Rising Voices: Hótȟaŋiŋpi, a joint project about the revitalization of the Lakota language by Florentine films and the Language Conservancy. You can see a trailer and find monthly book lists. “Hótȟaŋiŋpi” is the Lakota word meaning they will have their say.

Wôpanâak Language Reclamation Project
"Through the processes of religious conversion, laws against the use of the language, mainstream education, and commerce, the Wampanoag language ceased to be spoken around the time period of the mid 19th century. There were no fluent speakers of the language for six generations; over 150 years.

The Wôpanâak Language Reclamation Project began in 1993 under the direction of Jessie 'little doe' Baird who earned a Masters Degree in Algonquian Linguistics from MIT in 2000. Through the joint collaborative efforts of members of The Assonet Band of Wampanoag, The Mashpee Wampanoag Tribe, the Wampanoag Tribe of Aquinnah and the Herring Pond Barnd of Wampanoag, the project aims to return fluency to the Wampanoag Nation as a principal means of expression."

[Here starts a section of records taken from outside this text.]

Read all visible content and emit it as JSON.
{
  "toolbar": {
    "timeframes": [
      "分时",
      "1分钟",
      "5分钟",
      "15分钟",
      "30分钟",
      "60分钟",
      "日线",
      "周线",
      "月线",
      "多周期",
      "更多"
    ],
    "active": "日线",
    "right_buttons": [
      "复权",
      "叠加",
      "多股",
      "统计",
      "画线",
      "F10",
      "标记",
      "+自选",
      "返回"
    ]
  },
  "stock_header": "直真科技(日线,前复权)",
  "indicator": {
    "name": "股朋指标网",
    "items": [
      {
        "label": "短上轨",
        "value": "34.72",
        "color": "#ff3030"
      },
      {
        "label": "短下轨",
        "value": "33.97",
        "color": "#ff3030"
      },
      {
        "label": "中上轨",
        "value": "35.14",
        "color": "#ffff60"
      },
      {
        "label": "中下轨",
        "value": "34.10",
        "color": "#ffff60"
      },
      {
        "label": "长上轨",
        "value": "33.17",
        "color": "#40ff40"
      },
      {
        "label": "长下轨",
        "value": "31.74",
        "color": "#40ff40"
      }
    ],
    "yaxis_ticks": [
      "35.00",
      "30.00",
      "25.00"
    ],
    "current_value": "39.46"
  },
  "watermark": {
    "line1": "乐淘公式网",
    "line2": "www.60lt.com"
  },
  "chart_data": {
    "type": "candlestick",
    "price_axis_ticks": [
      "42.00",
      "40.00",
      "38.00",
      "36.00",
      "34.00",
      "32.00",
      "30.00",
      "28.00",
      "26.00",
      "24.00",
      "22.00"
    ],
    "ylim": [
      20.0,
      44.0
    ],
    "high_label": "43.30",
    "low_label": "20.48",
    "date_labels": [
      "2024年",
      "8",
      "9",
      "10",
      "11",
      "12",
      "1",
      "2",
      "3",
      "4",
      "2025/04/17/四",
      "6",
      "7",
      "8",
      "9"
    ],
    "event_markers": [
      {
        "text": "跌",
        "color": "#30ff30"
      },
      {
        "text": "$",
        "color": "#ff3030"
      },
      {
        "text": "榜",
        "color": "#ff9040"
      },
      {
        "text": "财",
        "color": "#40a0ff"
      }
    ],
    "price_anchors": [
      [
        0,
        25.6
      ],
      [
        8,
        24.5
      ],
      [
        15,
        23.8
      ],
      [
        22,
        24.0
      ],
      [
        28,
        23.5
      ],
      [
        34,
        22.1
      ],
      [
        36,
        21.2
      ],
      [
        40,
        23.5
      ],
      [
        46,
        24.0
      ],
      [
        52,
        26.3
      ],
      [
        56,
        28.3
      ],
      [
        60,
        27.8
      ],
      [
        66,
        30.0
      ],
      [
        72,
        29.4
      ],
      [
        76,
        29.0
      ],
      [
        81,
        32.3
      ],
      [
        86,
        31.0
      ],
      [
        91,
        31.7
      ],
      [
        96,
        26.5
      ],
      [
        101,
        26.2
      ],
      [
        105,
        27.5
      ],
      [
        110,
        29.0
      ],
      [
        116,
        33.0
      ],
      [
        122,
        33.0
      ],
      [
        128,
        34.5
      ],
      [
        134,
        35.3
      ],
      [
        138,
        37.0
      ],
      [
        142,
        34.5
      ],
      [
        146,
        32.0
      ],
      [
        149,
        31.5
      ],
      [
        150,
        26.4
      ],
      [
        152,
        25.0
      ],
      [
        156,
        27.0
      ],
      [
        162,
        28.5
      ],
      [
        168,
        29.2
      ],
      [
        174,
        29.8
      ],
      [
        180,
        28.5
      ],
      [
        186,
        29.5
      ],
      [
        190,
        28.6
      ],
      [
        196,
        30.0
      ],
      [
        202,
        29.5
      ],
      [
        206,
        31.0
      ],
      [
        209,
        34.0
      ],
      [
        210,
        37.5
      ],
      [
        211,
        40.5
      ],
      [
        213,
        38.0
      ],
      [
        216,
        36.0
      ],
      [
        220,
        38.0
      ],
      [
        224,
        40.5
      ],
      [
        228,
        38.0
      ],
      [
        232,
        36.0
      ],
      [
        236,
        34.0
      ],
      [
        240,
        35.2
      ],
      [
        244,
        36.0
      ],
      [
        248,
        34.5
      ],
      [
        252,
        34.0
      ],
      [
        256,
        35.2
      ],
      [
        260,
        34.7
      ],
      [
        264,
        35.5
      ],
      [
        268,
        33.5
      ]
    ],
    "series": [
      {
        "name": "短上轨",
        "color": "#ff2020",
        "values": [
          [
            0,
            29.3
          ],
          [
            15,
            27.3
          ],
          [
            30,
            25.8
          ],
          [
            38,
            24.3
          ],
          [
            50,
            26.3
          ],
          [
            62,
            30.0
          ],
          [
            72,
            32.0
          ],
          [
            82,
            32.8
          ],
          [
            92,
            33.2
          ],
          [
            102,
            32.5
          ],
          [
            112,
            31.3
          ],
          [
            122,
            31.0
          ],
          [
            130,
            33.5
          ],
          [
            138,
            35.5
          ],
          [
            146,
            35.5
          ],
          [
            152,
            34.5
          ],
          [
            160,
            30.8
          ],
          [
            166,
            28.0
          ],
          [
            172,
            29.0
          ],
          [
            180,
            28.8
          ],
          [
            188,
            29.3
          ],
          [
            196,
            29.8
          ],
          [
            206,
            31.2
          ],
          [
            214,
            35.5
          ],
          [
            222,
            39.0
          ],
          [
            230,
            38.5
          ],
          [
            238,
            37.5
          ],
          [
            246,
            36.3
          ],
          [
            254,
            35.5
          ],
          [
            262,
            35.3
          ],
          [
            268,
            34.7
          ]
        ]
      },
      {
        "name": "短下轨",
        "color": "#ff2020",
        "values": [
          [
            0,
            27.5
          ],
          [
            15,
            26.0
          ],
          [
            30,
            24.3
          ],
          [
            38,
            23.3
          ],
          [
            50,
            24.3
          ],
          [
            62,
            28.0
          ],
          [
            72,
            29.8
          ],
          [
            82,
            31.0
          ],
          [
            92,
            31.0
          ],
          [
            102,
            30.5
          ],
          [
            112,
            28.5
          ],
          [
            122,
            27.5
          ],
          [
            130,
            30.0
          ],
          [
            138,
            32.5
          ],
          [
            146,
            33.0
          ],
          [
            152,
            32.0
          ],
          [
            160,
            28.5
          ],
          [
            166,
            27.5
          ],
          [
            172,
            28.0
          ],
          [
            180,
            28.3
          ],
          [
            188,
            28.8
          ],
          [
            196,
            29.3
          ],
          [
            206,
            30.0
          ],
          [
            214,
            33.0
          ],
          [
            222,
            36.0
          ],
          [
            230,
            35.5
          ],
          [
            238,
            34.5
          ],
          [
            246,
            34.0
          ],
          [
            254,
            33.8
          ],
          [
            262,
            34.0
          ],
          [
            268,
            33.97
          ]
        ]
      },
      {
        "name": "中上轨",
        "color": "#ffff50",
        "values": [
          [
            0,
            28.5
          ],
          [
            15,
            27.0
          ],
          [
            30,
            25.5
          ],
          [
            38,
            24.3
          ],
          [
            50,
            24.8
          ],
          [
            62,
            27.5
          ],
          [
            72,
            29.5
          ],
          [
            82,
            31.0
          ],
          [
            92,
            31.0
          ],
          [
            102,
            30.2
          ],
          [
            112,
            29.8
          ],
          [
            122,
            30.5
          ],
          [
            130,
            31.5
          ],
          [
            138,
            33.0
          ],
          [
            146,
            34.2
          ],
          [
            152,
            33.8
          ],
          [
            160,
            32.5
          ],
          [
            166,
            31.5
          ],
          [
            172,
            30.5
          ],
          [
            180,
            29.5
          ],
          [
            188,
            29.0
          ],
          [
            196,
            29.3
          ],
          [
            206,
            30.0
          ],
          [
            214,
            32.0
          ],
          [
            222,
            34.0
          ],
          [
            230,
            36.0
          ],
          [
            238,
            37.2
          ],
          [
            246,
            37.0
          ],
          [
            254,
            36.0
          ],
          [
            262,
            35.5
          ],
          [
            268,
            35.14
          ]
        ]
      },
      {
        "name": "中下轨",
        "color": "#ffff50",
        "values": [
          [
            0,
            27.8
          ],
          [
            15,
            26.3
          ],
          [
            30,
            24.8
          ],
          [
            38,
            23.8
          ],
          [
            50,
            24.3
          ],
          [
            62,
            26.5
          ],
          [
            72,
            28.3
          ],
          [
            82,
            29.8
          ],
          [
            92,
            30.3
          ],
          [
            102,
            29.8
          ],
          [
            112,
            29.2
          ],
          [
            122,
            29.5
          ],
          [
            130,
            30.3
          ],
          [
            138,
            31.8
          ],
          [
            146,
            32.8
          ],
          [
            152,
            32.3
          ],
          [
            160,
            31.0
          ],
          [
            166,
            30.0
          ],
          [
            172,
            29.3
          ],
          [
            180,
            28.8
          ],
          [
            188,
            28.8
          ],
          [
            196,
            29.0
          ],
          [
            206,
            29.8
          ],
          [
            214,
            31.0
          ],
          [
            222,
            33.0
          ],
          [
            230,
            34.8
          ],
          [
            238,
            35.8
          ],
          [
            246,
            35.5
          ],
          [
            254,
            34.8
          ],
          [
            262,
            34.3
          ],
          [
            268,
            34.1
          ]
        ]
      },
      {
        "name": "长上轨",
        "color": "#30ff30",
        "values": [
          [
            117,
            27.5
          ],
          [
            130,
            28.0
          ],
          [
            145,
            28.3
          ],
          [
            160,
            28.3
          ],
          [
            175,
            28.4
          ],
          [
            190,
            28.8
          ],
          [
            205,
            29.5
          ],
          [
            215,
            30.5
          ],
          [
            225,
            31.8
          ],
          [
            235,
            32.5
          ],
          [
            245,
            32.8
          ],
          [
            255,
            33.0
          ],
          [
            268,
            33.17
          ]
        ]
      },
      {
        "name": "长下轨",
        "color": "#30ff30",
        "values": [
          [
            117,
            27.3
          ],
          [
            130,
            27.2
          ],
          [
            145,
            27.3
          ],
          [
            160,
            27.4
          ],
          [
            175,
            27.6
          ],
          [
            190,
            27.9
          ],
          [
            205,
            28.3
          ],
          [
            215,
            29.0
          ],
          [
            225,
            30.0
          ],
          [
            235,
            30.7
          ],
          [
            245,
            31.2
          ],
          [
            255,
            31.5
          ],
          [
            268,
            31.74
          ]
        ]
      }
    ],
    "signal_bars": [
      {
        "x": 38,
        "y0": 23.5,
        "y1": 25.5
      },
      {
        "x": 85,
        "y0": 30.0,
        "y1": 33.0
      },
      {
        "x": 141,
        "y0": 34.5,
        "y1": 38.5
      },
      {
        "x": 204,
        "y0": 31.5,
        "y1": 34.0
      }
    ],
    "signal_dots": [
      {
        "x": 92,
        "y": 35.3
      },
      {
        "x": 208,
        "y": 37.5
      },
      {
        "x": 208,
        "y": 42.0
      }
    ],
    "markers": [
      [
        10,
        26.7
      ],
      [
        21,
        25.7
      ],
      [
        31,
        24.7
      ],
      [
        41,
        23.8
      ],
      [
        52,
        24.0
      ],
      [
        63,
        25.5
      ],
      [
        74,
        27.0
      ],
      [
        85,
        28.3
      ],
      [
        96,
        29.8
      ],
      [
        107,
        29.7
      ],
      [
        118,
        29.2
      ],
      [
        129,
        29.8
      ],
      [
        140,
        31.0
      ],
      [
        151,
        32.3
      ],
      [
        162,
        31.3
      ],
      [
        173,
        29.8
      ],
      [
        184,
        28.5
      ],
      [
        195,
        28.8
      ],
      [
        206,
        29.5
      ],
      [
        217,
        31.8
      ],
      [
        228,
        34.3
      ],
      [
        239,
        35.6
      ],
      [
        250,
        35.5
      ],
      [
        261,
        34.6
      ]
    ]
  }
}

Jessie 'little doe' Baird was a MacArthur Fellow in 2010. Here is a video from the MacArthur Foundation:

Our Mother Tongues: Discover America's First Languages with a language map and videos of native speakers

A post of mine about Laura Martin's artist's book In Memory of Mocho about the Mayan language of Mocho

1 comment:

Irene Egan said...

Oh my, this makes me very sad that I never learned (was taught) Slovak - all my grandparents were from Slovakia, but "We're Americans - we speak English" was important at that time - there was such a "shame" about "having an accent." So... I had very little communication with my own grandmother. I hope that today, langauges are valued and preserved! Thank you for this post, Susan.